Je suis sans pitié ! Je suis sans pitié ! Plus les vers se tordent, plus grande est mon envie de leur écraser les entrailles ! C'est comme une rage de dents morale, et je broie avec d'autant plus d'énergie que la douleur est plus vive. (amour, joie, bonheur, tout ça.)
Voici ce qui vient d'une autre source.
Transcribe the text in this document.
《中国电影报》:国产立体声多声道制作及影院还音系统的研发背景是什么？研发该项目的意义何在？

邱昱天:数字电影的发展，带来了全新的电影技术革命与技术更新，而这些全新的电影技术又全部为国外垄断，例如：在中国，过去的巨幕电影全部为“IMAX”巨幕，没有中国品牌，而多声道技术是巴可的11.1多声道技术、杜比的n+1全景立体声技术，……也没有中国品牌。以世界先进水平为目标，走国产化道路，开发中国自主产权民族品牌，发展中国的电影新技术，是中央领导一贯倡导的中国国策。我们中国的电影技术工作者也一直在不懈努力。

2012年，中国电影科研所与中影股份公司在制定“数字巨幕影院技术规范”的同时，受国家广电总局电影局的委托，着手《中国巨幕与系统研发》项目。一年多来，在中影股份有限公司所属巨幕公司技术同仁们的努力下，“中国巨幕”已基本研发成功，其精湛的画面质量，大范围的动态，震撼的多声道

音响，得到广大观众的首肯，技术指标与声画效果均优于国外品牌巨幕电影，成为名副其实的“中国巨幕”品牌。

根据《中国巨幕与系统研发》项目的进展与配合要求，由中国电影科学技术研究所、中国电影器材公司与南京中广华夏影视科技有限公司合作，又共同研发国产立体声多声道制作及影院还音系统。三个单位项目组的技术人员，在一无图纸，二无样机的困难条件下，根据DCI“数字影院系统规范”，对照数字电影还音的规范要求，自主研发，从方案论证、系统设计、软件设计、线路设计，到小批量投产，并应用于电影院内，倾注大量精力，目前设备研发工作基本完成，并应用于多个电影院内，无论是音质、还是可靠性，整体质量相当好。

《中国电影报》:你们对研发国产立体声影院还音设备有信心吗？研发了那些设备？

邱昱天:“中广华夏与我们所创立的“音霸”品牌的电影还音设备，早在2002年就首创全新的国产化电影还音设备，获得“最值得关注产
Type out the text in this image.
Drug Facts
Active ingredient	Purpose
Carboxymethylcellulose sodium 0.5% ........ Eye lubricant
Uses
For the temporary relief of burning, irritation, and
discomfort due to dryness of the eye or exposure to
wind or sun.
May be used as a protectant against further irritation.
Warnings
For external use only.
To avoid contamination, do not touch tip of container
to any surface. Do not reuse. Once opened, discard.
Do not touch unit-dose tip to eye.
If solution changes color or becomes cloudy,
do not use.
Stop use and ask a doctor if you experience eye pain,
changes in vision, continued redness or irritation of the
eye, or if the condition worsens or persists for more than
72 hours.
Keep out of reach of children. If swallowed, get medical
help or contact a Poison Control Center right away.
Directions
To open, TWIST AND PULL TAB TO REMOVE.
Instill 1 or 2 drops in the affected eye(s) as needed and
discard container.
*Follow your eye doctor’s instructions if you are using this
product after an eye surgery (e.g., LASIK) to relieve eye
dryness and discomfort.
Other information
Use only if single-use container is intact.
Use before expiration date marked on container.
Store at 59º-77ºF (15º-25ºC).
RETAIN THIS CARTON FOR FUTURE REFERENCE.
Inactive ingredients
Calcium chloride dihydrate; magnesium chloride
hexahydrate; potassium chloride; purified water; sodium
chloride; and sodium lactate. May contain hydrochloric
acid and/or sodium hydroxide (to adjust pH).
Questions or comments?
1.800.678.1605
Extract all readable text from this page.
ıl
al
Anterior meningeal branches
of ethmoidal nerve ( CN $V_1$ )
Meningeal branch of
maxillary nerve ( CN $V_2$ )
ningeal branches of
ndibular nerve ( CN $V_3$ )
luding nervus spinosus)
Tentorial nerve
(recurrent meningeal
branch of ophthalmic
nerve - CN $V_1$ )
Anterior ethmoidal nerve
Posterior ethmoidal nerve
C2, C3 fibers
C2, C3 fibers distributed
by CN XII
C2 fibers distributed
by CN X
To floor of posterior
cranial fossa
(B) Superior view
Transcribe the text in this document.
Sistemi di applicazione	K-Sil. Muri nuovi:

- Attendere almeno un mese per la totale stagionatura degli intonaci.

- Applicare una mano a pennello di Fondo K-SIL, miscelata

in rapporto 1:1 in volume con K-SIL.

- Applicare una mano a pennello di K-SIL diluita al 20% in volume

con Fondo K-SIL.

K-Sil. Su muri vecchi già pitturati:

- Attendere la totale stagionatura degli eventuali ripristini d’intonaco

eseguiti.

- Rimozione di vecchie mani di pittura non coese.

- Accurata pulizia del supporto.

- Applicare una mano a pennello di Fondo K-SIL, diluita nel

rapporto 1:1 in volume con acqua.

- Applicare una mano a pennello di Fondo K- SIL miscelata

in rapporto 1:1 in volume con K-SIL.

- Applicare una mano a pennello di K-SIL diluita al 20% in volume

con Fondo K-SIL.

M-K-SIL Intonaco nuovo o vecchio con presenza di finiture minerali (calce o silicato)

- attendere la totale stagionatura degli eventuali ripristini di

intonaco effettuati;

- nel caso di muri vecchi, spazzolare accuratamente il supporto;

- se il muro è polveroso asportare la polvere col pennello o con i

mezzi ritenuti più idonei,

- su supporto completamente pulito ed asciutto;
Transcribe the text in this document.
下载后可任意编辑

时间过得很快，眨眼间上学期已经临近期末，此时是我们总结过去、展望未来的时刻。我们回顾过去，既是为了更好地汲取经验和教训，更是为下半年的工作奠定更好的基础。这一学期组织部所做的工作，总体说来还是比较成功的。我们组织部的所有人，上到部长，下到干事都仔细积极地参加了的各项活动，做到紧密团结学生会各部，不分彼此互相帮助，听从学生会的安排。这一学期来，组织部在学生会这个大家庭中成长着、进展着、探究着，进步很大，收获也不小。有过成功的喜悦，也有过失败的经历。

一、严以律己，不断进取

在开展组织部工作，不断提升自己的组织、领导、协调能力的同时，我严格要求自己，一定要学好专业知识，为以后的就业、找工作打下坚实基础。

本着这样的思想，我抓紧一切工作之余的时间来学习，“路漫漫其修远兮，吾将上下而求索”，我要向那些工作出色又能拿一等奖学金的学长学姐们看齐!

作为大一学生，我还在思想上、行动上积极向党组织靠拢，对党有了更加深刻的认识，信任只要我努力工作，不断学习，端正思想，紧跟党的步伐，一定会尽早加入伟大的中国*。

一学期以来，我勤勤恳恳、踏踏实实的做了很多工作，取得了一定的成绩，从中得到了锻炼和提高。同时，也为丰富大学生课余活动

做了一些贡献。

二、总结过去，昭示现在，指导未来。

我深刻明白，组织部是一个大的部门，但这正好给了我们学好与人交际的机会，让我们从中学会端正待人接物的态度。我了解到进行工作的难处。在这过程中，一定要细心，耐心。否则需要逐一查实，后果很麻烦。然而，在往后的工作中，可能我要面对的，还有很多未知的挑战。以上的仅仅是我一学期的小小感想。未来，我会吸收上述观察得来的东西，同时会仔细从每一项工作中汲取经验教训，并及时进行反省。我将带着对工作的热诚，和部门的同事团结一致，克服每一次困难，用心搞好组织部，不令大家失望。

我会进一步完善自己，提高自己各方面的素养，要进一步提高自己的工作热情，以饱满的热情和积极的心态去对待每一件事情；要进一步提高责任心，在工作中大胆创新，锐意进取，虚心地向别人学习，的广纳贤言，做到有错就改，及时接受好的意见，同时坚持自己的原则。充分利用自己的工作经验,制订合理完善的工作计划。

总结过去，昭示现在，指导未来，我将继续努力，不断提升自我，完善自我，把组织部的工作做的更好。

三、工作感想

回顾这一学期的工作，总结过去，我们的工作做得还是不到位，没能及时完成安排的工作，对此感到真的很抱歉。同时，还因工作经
Cela dit, je m'aperçois que je n'ai vraiment pas besoin d'aimer une histoire ou des personnages pour aimer une oeuvre lorsqu'elle est brillante. Toute cette architecture savante - car je n'ai pas parlé de la construction narrative mais cet écheveau de narrateurs est absolument magistral : Heathcliff et Catherine ne sont saisis qu'à travers le regard de tiers qui ne se privent pas de mettre leur grain de sel dans l'appréciation de tel ou tel et l'on passe de l'un à l'autre comme si l'on écoutait une histoire - gothique - racontée un soir de grand vent au coin du feu. Toute cette architecture savante, donc, particulièrement novatrice pour l'époque, offre sans ennuyeuses tirades une fascinante réflexion métaphysique sur le bien et le mal, sur la nature exacte de l'enfer, sur l'essence même de la vie et des rapports humains. Là où Agnès Grey m'a semblé trop moralisateur, j'ai aimé la réflexion ouverte de ce roman-là, qui ne se permet pas de penser à la place du lecteur mais qui l'invite tout de même à se poser mille questions. Mon Dieu, décidément, que c'est brillant ; tellement brillant que c'en est violent et cinglant - mais comme j'ai moi-même un petit grain et que je kiffe Black Sabbath, vous pensez bien que je n'ai pas boudé mon plaisir.